Copyrights - Copyright law protects against unauthorized copying. Once the creator fixes a work in a tangible medium (usually by writing it down), assuming the work is at least minimally creative, the creator can stop third parties from copying, using, distributing, or adapting the work without permission. These protections arise automatically, but to enforce one’s rights, the author, artist, composer, or coder first must register the work with the U.S. Copyright Office. Doing so before the infringement occurs gives the owner additional protections. Copyright only protects the original expression embodied in a work; it does not protect stock elements or the work’s overall idea. Copyrights last for decades, but not forever. Once a work is “out of copyright,” it is in the public domain, enabling anyone to copy, use, distribute, or adapt it without permission or payment.

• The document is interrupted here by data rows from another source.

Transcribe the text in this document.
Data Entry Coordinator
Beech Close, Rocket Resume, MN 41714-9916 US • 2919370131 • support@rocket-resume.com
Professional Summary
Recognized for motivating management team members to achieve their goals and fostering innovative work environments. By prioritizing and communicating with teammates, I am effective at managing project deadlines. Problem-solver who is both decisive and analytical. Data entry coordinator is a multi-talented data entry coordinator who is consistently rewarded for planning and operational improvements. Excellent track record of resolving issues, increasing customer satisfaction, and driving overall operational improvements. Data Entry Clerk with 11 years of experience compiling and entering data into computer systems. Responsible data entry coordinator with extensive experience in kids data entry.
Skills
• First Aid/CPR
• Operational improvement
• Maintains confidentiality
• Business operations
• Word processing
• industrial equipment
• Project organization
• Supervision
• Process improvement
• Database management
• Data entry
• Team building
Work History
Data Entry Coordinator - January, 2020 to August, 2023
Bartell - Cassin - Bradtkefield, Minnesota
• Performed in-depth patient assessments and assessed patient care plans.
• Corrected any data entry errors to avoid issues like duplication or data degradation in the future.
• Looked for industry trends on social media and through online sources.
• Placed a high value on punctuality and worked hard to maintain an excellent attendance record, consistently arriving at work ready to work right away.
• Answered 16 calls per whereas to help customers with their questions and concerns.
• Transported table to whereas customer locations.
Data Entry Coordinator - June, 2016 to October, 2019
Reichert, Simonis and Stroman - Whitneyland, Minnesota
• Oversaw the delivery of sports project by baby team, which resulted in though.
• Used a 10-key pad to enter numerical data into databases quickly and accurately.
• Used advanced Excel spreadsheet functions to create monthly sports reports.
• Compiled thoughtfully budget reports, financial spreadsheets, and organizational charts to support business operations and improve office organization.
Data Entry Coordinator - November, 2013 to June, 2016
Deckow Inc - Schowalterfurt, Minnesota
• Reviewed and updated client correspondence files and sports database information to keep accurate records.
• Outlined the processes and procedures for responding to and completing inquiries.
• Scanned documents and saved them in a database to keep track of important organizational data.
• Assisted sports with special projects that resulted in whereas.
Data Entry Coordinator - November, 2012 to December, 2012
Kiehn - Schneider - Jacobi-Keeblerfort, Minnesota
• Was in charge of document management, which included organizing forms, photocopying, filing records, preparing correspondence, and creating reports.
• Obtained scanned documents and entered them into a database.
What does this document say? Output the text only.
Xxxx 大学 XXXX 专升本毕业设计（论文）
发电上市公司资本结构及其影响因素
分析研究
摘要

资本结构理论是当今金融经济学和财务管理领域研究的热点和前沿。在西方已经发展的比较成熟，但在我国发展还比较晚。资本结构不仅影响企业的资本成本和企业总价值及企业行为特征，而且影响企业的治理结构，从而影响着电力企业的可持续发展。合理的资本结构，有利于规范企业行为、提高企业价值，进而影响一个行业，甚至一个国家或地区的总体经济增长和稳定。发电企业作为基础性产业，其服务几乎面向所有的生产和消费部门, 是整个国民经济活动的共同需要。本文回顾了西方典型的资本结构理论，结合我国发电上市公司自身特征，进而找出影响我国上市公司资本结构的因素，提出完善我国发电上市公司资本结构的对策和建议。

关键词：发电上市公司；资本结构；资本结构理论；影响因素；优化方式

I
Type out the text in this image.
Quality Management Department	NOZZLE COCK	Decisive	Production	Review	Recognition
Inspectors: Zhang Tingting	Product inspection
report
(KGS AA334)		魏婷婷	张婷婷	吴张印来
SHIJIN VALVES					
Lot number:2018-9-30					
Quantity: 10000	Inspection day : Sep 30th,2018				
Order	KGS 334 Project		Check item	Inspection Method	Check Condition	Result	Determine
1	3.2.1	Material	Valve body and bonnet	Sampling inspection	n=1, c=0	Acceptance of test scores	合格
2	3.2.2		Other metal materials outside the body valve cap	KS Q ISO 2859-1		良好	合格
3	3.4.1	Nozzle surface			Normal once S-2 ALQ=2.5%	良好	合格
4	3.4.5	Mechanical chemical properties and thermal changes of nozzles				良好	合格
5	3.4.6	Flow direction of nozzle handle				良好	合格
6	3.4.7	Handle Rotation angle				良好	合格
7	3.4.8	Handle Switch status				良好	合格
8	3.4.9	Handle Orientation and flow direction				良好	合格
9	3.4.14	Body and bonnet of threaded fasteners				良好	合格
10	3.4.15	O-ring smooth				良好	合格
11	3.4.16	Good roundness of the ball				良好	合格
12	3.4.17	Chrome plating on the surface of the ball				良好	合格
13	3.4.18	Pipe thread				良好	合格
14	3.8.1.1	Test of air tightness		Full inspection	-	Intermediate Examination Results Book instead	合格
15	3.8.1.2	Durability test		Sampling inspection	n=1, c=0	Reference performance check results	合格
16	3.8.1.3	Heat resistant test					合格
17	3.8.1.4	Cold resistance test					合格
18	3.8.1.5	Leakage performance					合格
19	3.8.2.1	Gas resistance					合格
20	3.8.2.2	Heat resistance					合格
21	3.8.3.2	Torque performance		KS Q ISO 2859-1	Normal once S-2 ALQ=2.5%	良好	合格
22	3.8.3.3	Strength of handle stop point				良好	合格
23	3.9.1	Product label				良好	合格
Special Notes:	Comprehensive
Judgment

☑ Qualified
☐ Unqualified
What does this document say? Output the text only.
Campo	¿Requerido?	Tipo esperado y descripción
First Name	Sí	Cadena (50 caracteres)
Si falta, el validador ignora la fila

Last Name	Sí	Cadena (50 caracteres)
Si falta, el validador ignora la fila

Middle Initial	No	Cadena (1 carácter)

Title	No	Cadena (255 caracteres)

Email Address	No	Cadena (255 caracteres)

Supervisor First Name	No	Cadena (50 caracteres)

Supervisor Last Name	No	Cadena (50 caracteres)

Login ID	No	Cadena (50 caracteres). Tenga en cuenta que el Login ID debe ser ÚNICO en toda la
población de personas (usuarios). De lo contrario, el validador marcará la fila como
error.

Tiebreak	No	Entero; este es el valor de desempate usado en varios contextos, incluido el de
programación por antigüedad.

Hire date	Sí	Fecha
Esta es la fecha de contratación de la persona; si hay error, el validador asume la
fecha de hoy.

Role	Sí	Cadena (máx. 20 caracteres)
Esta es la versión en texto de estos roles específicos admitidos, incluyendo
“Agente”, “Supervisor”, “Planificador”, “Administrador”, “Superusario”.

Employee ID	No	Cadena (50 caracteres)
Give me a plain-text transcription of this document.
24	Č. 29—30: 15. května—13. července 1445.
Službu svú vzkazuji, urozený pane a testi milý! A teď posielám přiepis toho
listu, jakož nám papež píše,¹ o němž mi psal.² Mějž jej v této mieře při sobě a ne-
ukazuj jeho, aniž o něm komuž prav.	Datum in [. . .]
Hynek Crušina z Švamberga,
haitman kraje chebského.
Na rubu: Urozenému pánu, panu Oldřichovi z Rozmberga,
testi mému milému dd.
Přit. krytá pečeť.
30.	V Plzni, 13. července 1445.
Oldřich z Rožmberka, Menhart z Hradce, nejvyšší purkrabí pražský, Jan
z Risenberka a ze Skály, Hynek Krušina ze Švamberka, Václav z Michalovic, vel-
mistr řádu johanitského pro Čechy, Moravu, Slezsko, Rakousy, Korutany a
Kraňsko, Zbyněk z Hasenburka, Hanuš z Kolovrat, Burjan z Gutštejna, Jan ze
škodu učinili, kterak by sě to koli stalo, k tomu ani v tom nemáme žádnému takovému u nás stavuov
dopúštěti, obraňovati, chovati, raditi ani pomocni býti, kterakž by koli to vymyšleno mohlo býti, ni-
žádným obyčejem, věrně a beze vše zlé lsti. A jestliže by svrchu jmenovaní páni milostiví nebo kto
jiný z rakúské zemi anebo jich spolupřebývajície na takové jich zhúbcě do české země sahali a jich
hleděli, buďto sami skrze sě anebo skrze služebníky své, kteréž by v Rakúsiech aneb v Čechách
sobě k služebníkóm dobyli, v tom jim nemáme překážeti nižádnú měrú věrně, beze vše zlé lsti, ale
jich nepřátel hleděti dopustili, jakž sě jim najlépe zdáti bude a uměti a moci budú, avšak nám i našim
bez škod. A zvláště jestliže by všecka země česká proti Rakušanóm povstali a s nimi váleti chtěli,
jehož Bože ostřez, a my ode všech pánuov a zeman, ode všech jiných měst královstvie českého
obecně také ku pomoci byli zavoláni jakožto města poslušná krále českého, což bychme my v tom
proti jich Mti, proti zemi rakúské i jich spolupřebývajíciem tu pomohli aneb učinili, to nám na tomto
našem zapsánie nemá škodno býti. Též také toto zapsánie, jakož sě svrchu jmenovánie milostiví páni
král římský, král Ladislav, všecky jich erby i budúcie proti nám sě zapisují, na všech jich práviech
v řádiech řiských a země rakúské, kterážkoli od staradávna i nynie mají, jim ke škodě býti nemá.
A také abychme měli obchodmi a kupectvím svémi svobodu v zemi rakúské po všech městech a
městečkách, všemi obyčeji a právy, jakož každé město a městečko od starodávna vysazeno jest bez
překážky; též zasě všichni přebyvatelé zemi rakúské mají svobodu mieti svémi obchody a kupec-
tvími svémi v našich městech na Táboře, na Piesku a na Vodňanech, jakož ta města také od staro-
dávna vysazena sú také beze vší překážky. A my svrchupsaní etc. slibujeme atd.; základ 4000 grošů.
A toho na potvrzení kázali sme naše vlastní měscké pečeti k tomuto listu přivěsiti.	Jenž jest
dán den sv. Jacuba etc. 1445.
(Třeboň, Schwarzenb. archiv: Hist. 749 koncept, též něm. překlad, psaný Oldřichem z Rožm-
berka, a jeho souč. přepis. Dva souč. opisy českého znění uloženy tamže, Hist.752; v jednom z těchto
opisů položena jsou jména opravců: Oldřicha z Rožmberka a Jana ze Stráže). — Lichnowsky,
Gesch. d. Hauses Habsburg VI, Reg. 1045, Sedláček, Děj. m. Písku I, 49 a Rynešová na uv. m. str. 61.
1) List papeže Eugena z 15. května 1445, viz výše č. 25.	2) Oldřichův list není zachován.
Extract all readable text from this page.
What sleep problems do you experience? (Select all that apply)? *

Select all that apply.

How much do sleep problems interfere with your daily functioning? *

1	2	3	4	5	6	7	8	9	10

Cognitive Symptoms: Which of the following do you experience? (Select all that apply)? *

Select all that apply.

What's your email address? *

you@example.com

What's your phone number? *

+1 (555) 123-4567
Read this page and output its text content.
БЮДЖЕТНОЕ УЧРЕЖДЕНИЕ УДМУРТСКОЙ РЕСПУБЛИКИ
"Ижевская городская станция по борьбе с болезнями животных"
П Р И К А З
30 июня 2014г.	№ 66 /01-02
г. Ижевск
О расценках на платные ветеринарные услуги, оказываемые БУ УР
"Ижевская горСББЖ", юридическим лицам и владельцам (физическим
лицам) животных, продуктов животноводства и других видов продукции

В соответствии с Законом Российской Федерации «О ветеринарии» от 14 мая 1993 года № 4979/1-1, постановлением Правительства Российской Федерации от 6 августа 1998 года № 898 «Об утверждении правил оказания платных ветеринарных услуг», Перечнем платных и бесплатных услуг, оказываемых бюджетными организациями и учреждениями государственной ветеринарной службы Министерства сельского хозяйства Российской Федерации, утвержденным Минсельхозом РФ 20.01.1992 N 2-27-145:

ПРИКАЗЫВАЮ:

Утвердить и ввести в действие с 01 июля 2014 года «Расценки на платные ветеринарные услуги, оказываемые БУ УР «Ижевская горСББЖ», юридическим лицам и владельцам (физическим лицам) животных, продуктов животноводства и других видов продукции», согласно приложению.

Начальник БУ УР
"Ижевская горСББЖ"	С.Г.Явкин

Patents- Patents are a government-issued monopoly. Unlike copyrights, they can protect an idea. They give the owner the owner the right to stop others from using the invention, process, or design covered within the scope of the patent. To qualify for protection, the work must be new, original, and useful (for a utility patent), or new, original, and ornamental (for a design patent). Utility patents last up to twenty years; design patents last fourteen. Once a patent expires, the subject matter falls within the public domain and may be used or copied at will (as commonly seen with generic drugs).
There are other forms of intellectual property protection, such as trade secrets, unfair competition, and an employee’s duties of loyalty and confidentiality. But trademarks, copyrights, and patents are the big three. They’re often confused, but they needn’t be.